A touchstone for Calder’s artistic development, Calder’s Circus reveals his early fascination with movement, balance, suspense, and ephemerality—concepts that would shape his pioneering invention of the mobile and define his sculptural practice in the decades that followed. This exhibition situates the Circus within Calder’s experimental engagement with this popular form, drawing connections between its energetic interplay and his later abstract works. To tell the broader story of Calder’s Circus, the exhibition includes a range of related materials that illuminate the work’s evolution and performance history, along with a 1961 film on view in the galleries. Calder collaborated with filmmaker Carlos Vilardebó to capture the artist’s final full performance of the Circus, more than thirty years after the work’s inception. Staged in his studio in Saché, France, Calder acted as ringmaster to bring the figures to life while his wife, Louisa, provided music on a gramophone. Also on view are wire sculptures Calder created of circus subjects during the 1920s, in which he transcribes in wire the volume and essence of the body in motion, and his ink drawings of circus performers from 1931–32, which translate his sculptural wire language onto paper.
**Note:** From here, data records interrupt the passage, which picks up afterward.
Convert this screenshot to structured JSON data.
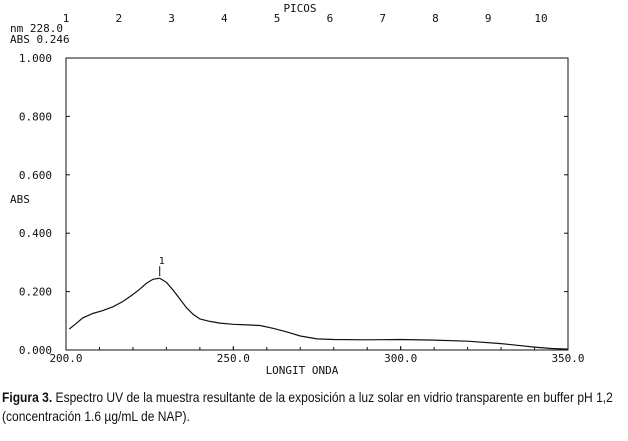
{
  "chart_data": {
    "type": "line",
    "header": {
      "nm_label": "nm 228.0",
      "abs_label": "ABS 0.246"
    },
    "top_axis": {
      "title": "PICOS",
      "ticks": [
        "1",
        "2",
        "3",
        "4",
        "5",
        "6",
        "7",
        "8",
        "9",
        "10"
      ]
    },
    "xlabel": "LONGIT ONDA",
    "ylabel": "ABS",
    "xlim": [
      200.0,
      350.0
    ],
    "ylim": [
      0.0,
      1.0
    ],
    "x_ticks": [
      "200.0",
      "250.0",
      "300.0",
      "350.0"
    ],
    "y_ticks": [
      "1.000",
      "0.800",
      "0.600",
      "0.400",
      "0.200",
      "0.000"
    ],
    "peak_marker": {
      "label": "1",
      "x": 228.0,
      "y": 0.246
    },
    "series": [
      {
        "x": [
          201,
          203,
          205,
          208,
          211,
          214,
          217,
          220,
          222,
          224,
          226,
          228,
          230,
          232,
          234,
          236,
          238,
          240,
          243,
          246,
          250,
          254,
          258,
          262,
          266,
          270,
          275,
          280,
          290,
          300,
          310,
          320,
          330,
          340,
          345,
          350
        ],
        "y": [
          0.072,
          0.09,
          0.11,
          0.125,
          0.135,
          0.148,
          0.166,
          0.19,
          0.208,
          0.228,
          0.242,
          0.246,
          0.232,
          0.205,
          0.175,
          0.145,
          0.122,
          0.106,
          0.098,
          0.092,
          0.088,
          0.086,
          0.084,
          0.074,
          0.062,
          0.048,
          0.038,
          0.036,
          0.035,
          0.036,
          0.034,
          0.03,
          0.022,
          0.01,
          0.005,
          0.003
        ]
      }
    ]
  },
  "caption": {
    "label": "Figura 3.",
    "text": " Espectro UV de la muestra resultante de la exposición a luz solar en vidrio transparente en buffer pH 1,2 (concentración 1.6 µg/mL de NAP)."
  }
}
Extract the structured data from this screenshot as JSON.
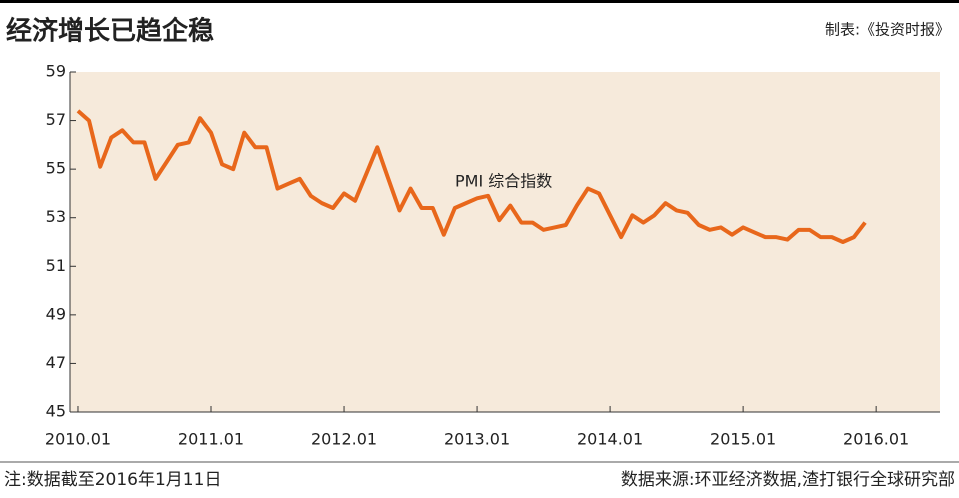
{
  "chart_data": {
    "type": "line",
    "title": "经济增长已趋企稳",
    "credit": "制表:《投资时报》",
    "annotation": "PMI 综合指数",
    "note": "注:数据截至2016年1月11日",
    "source": "数据来源:环亚经济数据,渣打银行全球研究部",
    "x": [
      2010,
      2010.083,
      2010.167,
      2010.25,
      2010.333,
      2010.417,
      2010.5,
      2010.583,
      2010.667,
      2010.75,
      2010.833,
      2010.917,
      2011,
      2011.083,
      2011.167,
      2011.25,
      2011.333,
      2011.417,
      2011.5,
      2011.583,
      2011.667,
      2011.75,
      2011.833,
      2011.917,
      2012,
      2012.083,
      2012.167,
      2012.25,
      2012.333,
      2012.417,
      2012.5,
      2012.583,
      2012.667,
      2012.75,
      2012.833,
      2012.917,
      2013,
      2013.083,
      2013.167,
      2013.25,
      2013.333,
      2013.417,
      2013.5,
      2013.583,
      2013.667,
      2013.75,
      2013.833,
      2013.917,
      2014,
      2014.083,
      2014.167,
      2014.25,
      2014.333,
      2014.417,
      2014.5,
      2014.583,
      2014.667,
      2014.75,
      2014.833,
      2014.917,
      2015,
      2015.083,
      2015.167,
      2015.25,
      2015.333,
      2015.417,
      2015.5,
      2015.583,
      2015.667,
      2015.75,
      2015.833,
      2015.917
    ],
    "series": [
      {
        "name": "PMI",
        "color": "#e8671b",
        "values": [
          57.4,
          57.0,
          55.1,
          56.3,
          56.6,
          56.1,
          56.1,
          54.6,
          55.3,
          56.0,
          56.1,
          57.1,
          56.5,
          55.2,
          55.0,
          56.5,
          55.9,
          55.9,
          54.2,
          54.4,
          54.6,
          53.9,
          53.6,
          53.4,
          54.0,
          53.7,
          54.8,
          55.9,
          54.6,
          53.3,
          54.2,
          53.4,
          53.4,
          52.3,
          53.4,
          53.6,
          53.8,
          53.9,
          52.9,
          53.5,
          52.8,
          52.8,
          52.5,
          52.6,
          52.7,
          53.5,
          54.2,
          54.0,
          53.1,
          52.2,
          53.1,
          52.8,
          53.1,
          53.6,
          53.3,
          53.2,
          52.7,
          52.5,
          52.6,
          52.3,
          52.6,
          52.4,
          52.2,
          52.2,
          52.1,
          52.5,
          52.5,
          52.2,
          52.2,
          52.0,
          52.2,
          52.8
        ]
      }
    ],
    "xlim": [
      2009.94,
      2016.48
    ],
    "xticks": [
      {
        "value": 2010,
        "label": "2010.01"
      },
      {
        "value": 2011,
        "label": "2011.01"
      },
      {
        "value": 2012,
        "label": "2012.01"
      },
      {
        "value": 2013,
        "label": "2013.01"
      },
      {
        "value": 2014,
        "label": "2014.01"
      },
      {
        "value": 2015,
        "label": "2015.01"
      },
      {
        "value": 2016,
        "label": "2016.01"
      }
    ],
    "ylim": [
      45,
      59
    ],
    "yticks": [
      45,
      47,
      49,
      51,
      53,
      55,
      57,
      59
    ],
    "plot_background": "#f6eadb"
  }
}
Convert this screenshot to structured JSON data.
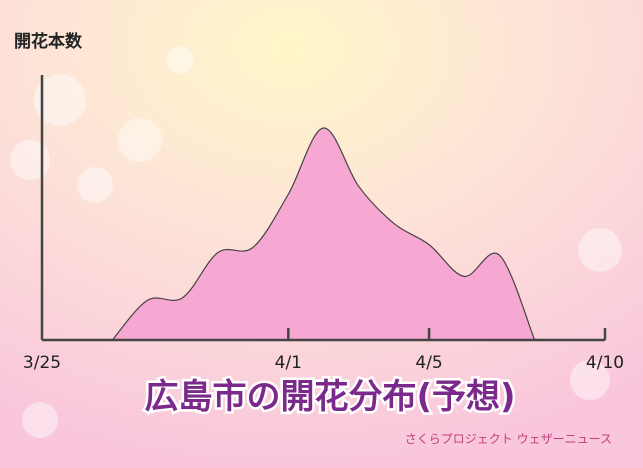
{
  "chart_data": {
    "type": "area",
    "title": "広島市の開花分布(予想)",
    "y_label": "開花本数",
    "footer": "さくらプロジェクト ウェザーニュース",
    "categories": [
      "3/25",
      null,
      null,
      null,
      null,
      null,
      null,
      "4/1",
      null,
      null,
      null,
      "4/5",
      null,
      null,
      null,
      null,
      "4/10"
    ],
    "values": [
      null,
      null,
      0,
      15,
      16,
      33,
      35,
      55,
      80,
      58,
      44,
      36,
      24,
      32,
      0,
      null,
      null
    ],
    "color": "#f7a8d2",
    "ylim": [
      0,
      100
    ]
  }
}
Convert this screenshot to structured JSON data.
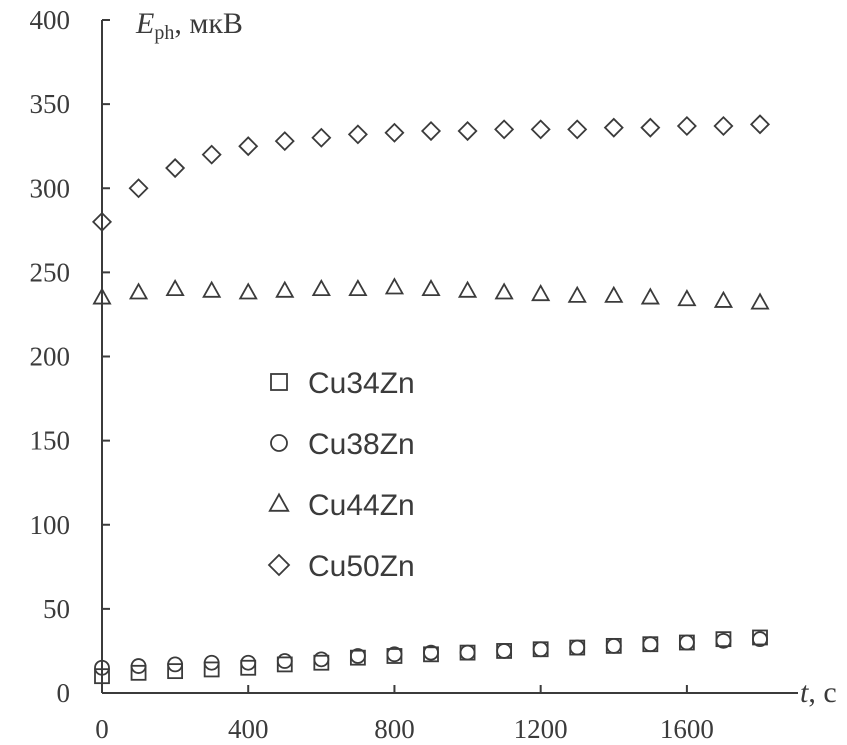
{
  "chart_data": {
    "type": "scatter",
    "title": "",
    "ylabel": {
      "symbol": "E",
      "subscript": "ph",
      "unit": ", мкВ"
    },
    "xlabel": {
      "symbol": "t",
      "unit": ", с"
    },
    "xlim": [
      0,
      1800
    ],
    "ylim": [
      0,
      400
    ],
    "x_ticks": [
      0,
      400,
      800,
      1200,
      1600
    ],
    "y_ticks": [
      0,
      50,
      100,
      150,
      200,
      250,
      300,
      350,
      400
    ],
    "x_tick_labels": [
      "0",
      "400",
      "800",
      "1200",
      "1600"
    ],
    "y_tick_labels": [
      "0",
      "50",
      "100",
      "150",
      "200",
      "250",
      "300",
      "350",
      "400"
    ],
    "grid": false,
    "legend_position": "center-left",
    "marker_color": "#3b3b3b",
    "series": [
      {
        "name": "Cu34Zn",
        "marker": "square",
        "x": [
          0,
          100,
          200,
          300,
          400,
          500,
          600,
          700,
          800,
          900,
          1000,
          1100,
          1200,
          1300,
          1400,
          1500,
          1600,
          1700,
          1800
        ],
        "y": [
          10,
          12,
          13,
          14,
          15,
          17,
          18,
          21,
          22,
          23,
          24,
          25,
          26,
          27,
          28,
          29,
          30,
          32,
          33
        ]
      },
      {
        "name": "Cu38Zn",
        "marker": "circle",
        "x": [
          0,
          100,
          200,
          300,
          400,
          500,
          600,
          700,
          800,
          900,
          1000,
          1100,
          1200,
          1300,
          1400,
          1500,
          1600,
          1700,
          1800
        ],
        "y": [
          15,
          16,
          17,
          18,
          18,
          19,
          20,
          22,
          23,
          24,
          24,
          25,
          26,
          27,
          28,
          29,
          30,
          31,
          32
        ]
      },
      {
        "name": "Cu44Zn",
        "marker": "triangle",
        "x": [
          0,
          100,
          200,
          300,
          400,
          500,
          600,
          700,
          800,
          900,
          1000,
          1100,
          1200,
          1300,
          1400,
          1500,
          1600,
          1700,
          1800
        ],
        "y": [
          235,
          238,
          240,
          239,
          238,
          239,
          240,
          240,
          241,
          240,
          239,
          238,
          237,
          236,
          236,
          235,
          234,
          233,
          232
        ]
      },
      {
        "name": "Cu50Zn",
        "marker": "diamond",
        "x": [
          0,
          100,
          200,
          300,
          400,
          500,
          600,
          700,
          800,
          900,
          1000,
          1100,
          1200,
          1300,
          1400,
          1500,
          1600,
          1700,
          1800
        ],
        "y": [
          280,
          300,
          312,
          320,
          325,
          328,
          330,
          332,
          333,
          334,
          334,
          335,
          335,
          335,
          336,
          336,
          337,
          337,
          338
        ]
      }
    ]
  }
}
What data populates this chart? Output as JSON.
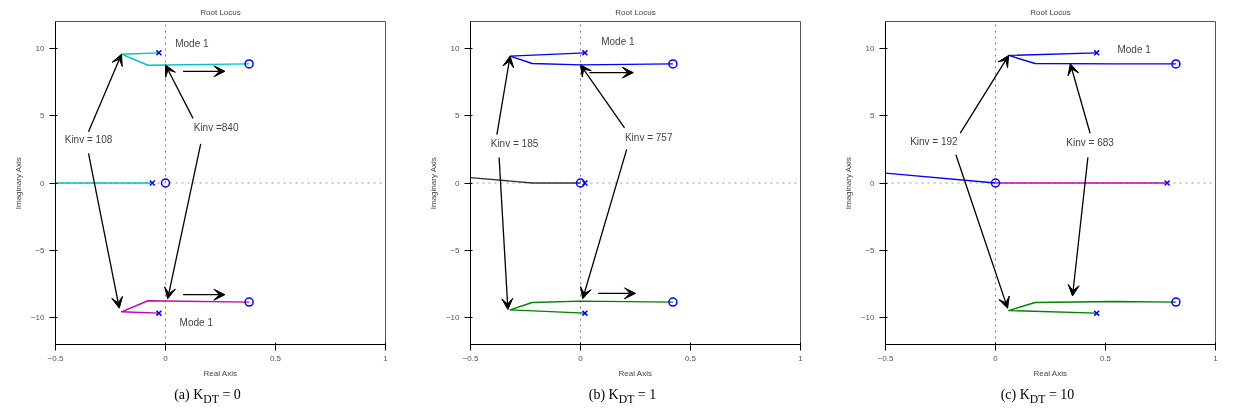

The exhibition also features a display of Calder's first standing mobiles and stabiles, the non-objective sculptures for which he is best known, marking an important turning point in his work directly following the Circus. These early abstract constructions reveal how the dynamics of chance, motion, and action inherent to the Circus would manifest throughout the rest of his career. The objects on view are accompanied by archival materials and performance ephemera, including photographs and handmade invitations, and the original suitcases, tools, and sound recordings from the Circus, which together offer an intimate look at the artist’s process and the performative, kinetic ingenuity that defined his early practice.

The Whitney holds a special relationship with Calder and his legacy. Calder’s Circus entered the Museum’s collection in 1983 following a major public acquisition campaign. Launched in 1982, the campaign drew support from institutions and individuals across the country, enabling the Museum to acquire the work, which has been a highlight of its holdings ever since. This successful effort ensured Calder’s Circus remained in New York City in a public museum, preserving the artist’s beloved work for future generations. The Whitney is the largest public repository of Calder’s work and hosted his major retrospective in 1976.

Organized to commemorate one hundred years since the inception of Calder’s Circus, this exhibition offers a rare opportunity to experience the full scope of a work that continues to enchant audiences and illuminate the foundations of Calder’s visionary practice.